Uma empresa enfrenta um período de incerteza, durante o qual poderá enfrentar desembolsos expressivos, mas não sabe nem quando estes ocorrerão nem seu valor preciso. Como sua geração de caixa não é suficiente, tratou de tomar dinheiro emprestado, antes que viesse a precisar dele, partindo do pressuposto (geralmente correto) de que crédito costuma ser mais abundante antes de se tornar necessário.
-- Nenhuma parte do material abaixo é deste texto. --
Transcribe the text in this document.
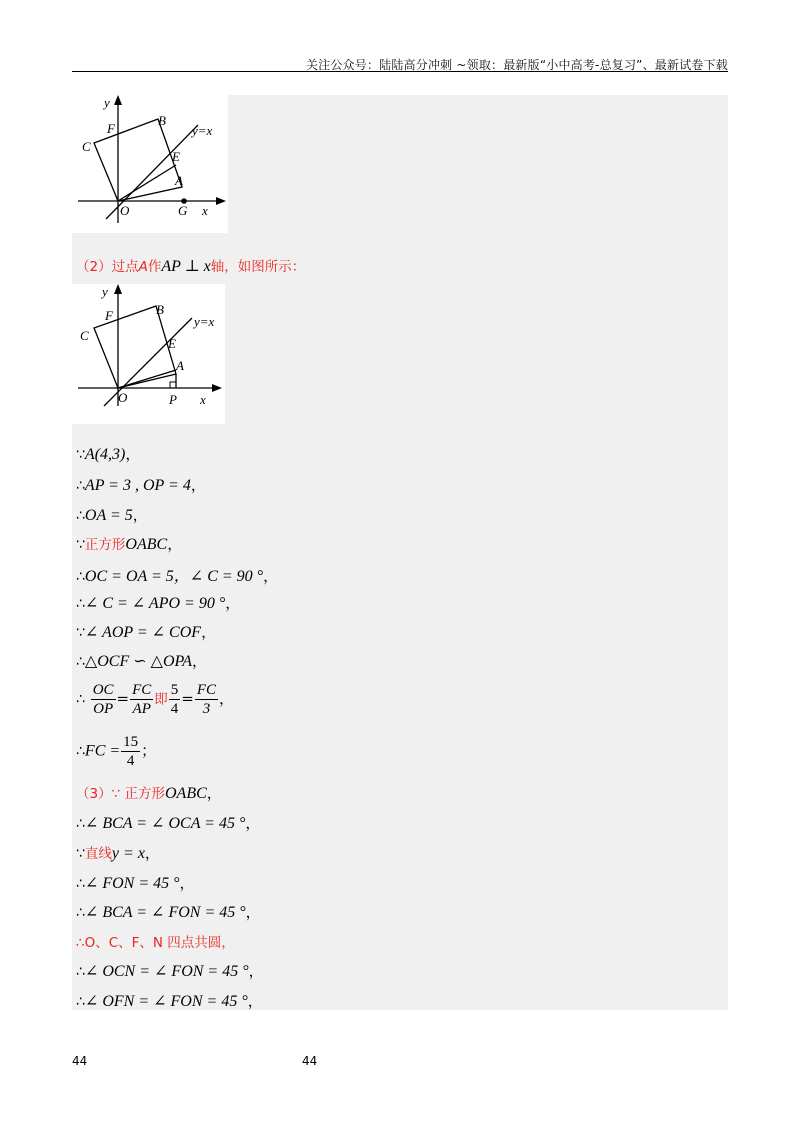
关注公众号：陆陆高分冲刺 ~领取：最新版“小中高考-总复习”、最新试卷下载
y
x
F
B
C
E
A
O	G
y=x
（2）过点A作AP ⊥ x轴，如图所示：
y
x
F	B
C
E
A
O	P
y=x
∵A(4,3)，
∴AP = 3 , OP = 4，
∴OA = 5，
∵正方形OABC，
∴OC = OA = 5，∠ C = 90 °，
∴∠ C = ∠ APO = 90 °，
∵∠ AOP = ∠ COF，
∴△OCF ∽ △OPA，
∴ $\frac{OC}{OP} = \frac{FC}{AP}$ 即 $\frac{5}{4} = \frac{FC}{3}$ ，
∴FC = $\frac{15}{4}$ ；
（3）∵ 正方形OABC，
∴∠ BCA = ∠ OCA = 45 °，
∵直线y = x，
∴∠ FON = 45 °，
∴∠ BCA = ∠ FON = 45 °，
∴O、C、F、N 四点共圆，
∴∠ OCN = ∠ FON = 45 °，
∴∠ OFN = ∠ FON = 45 °，
44	44
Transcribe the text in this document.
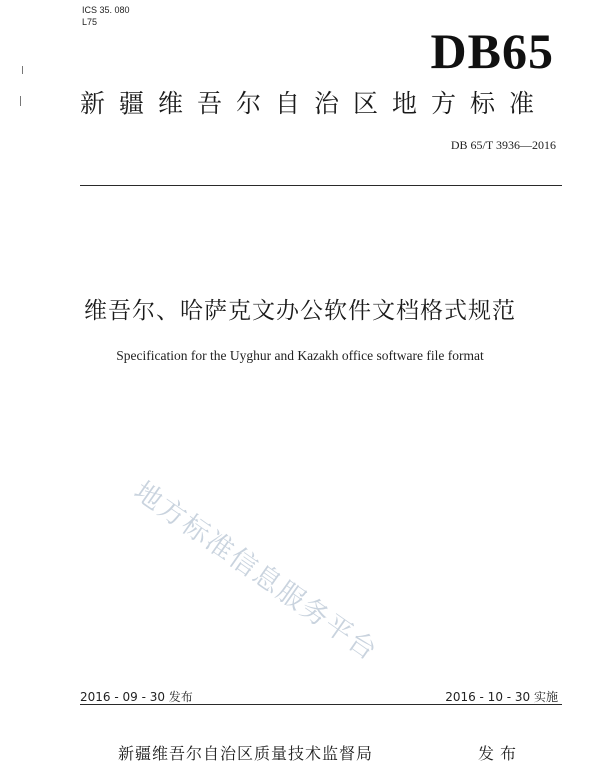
ICS 35. 080
L75
DB65
新疆维吾尔自治区地方标准
DB 65/T 3936—2016
维吾尔、哈萨克文办公软件文档格式规范
Specification for the Uyghur and Kazakh office software file format
地方标准信息服务平台
2016 - 09 - 30 发布	2016 - 10 - 30 实施
新疆维吾尔自治区质量技术监督局	发布
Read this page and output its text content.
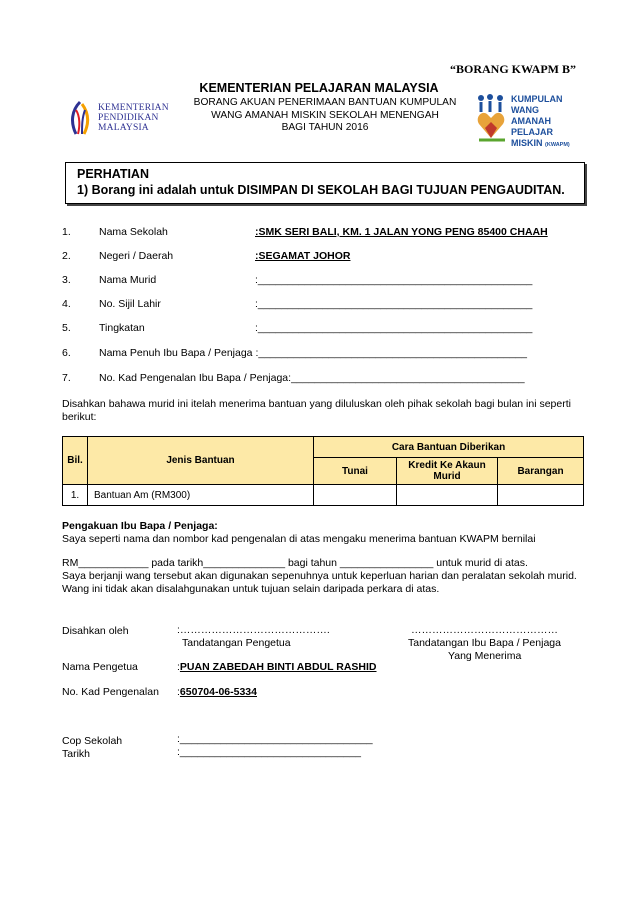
“BORANG KWAPM B”
KEMENTERIAN PELAJARAN MALAYSIA
BORANG AKUAN PENERIMAAN BANTUAN KUMPULAN
WANG AMANAH MISKIN SEKOLAH MENENGAH
BAGI TAHUN 2016
KEMENTERIAN
PENDIDIKAN
MALAYSIA
KUMPULAN WANG
AMANAH PELAJAR
MISKIN (KWAPM)
PERHATIAN
1) Borang ini adalah untuk DISIMPAN DI SEKOLAH BAGI TUJUAN PENGAUDITAN.
1.	Nama Sekolah	:SMK SERI BALI, KM. 1 JALAN YONG PENG 85400 CHAAH
2.	Negeri / Daerah	:SEGAMAT JOHOR
3.	Nama Murid	:_______________________________________________
4.	No. Sijil Lahir	:_______________________________________________
5.	Tingkatan	:_______________________________________________
6.	Nama Penuh Ibu Bapa / Penjaga :______________________________________________
7.	No. Kad Pengenalan Ibu Bapa / Penjaga:________________________________________
Disahkan bahawa murid ini itelah menerima bantuan yang diluluskan oleh pihak sekolah bagi bulan ini seperti berikut:
Bil.	Jenis Bantuan	Cara Bantuan Diberikan		
		Tunai	Kredit Ke Akaun Murid	Barangan
1.	Bantuan Am (RM300)			
Pengakuan Ibu Bapa / Penjaga:
Saya seperti nama dan nombor kad pengenalan di atas mengaku menerima bantuan KWAPM bernilai
RM____________ pada tarikh______________ bagi tahun ________________ untuk murid di atas.
Saya berjanji wang tersebut akan digunakan sepenuhnya untuk keperluan harian dan peralatan sekolah murid. Wang ini tidak akan disalahgunakan untuk tujuan selain daripada perkara di atas.
Disahkan oleh	:…………………………………….
Tandatangan Pengetua
……………………………………
Tandatangan Ibu Bapa / Penjaga
Yang Menerima
Nama Pengetua	:PUAN ZABEDAH BINTI ABDUL RASHID
No. Kad Pengenalan :650704-06-5334
Cop Sekolah	:_________________________________
Tarikh	:_______________________________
Desde então mantém recursos em caixa, devidamente aplicados, é claro, mas a uma taxa de juros menor do que a que paga pelo empréstimo. Perde dinheiro, porém encara essa despesa como um seguro: sabe que os recursos estarão disponíveis quando (e se) forem requeridos, garantindo sua sobrevivência em tempos turbulentos.
Palpiteiros, que sempre há de sobra, contudo, sugerem que a empresa use o dinheiro em caixa para novos gastos, que, segundo eles, terão efeito positivo perante os acionistas da companhia. O diretor financeiro se recusa, mas a presidente, influenciada pelo seu antecessor no cargo (e palpiteiro-mor), balança.
É óbvio que a ideia não presta. Caso gaste o que tem em caixa, a empresa não só fica sem ter como enfrentar eventuais desembolsos (o que piora a qualidade do seu crédito) como perde as condições de pagar o que tomou emprestado para formar seu “colchão de liquidez”. Caso a presidente caia no conto dos palpiteiros, corre o risco de quebrar a empresa.
É também óbvio que se trata de uma metáfora do Brasil e da ideia cretina de usar as reservas hoje no Banco Central para aumentar o gasto.
À parte as limitações legais (que, diga-se, sempre podem ser contornadas no país da pedaladas), essa proposta teria efeitos desastrosos. Como as reservas foram constituídas por meio de endividamento (o BC as comprou com dinheiro que criou, mas, em seguida, trocou por títulos da dívida), usá-las significaria ter menos recursos para pagar o que deve, como a empresa em nosso exemplo.
Em segundo lugar, caso as condições externas piorem e os mercados de crédito se fechem para o país, teríamos que reduzir o deficit externo ainda mais rápido do que estamos fazendo, o que tipicamente exige queda do consumo e investimento, assim como contração mais aguda dos gastos públicos, ou seja, ajuste fiscal ainda mais urgente do que hoje.
É possível, claro, argumentar que temos reservas em excesso, mas, se esse for mesmo o caso (o que não sabemos), o curso ideal de ação seria usar esse excedente para reduzir a dívida ou liquidar os swaps cambiais. Em qualquer uma dessas circunstâncias a solvência do governo melhoraria, desde que fosse realmente verdade que o atual nível de reservas supera por larga margem o apropriado para a atual situação do país, pergunta ainda não respondida.
Por fim, note-se que nosso problema não é a falta de gasto público, que vai muito bem, obrigado, crescendo firme e forte há pelo menos 24 anos. O problema é gasto demais com eficiência de menos, questão que palpiteiros fingem não ser com eles. (Houve um que, há pouco, afirmou ter havido redução do gasto no atual governo, vejam só!)
Soluções mágicas não faltam; faltam soluções mágicas que funcionem. Enquanto essas não aparecem (e jamais aparecerão), melhor seria que os palpiteiros guardassem para si as asneiras, com sua defesa da Nova Matriz Econômica.
Fonte: “Folha de S. Paulo”, 16 de março de 2016.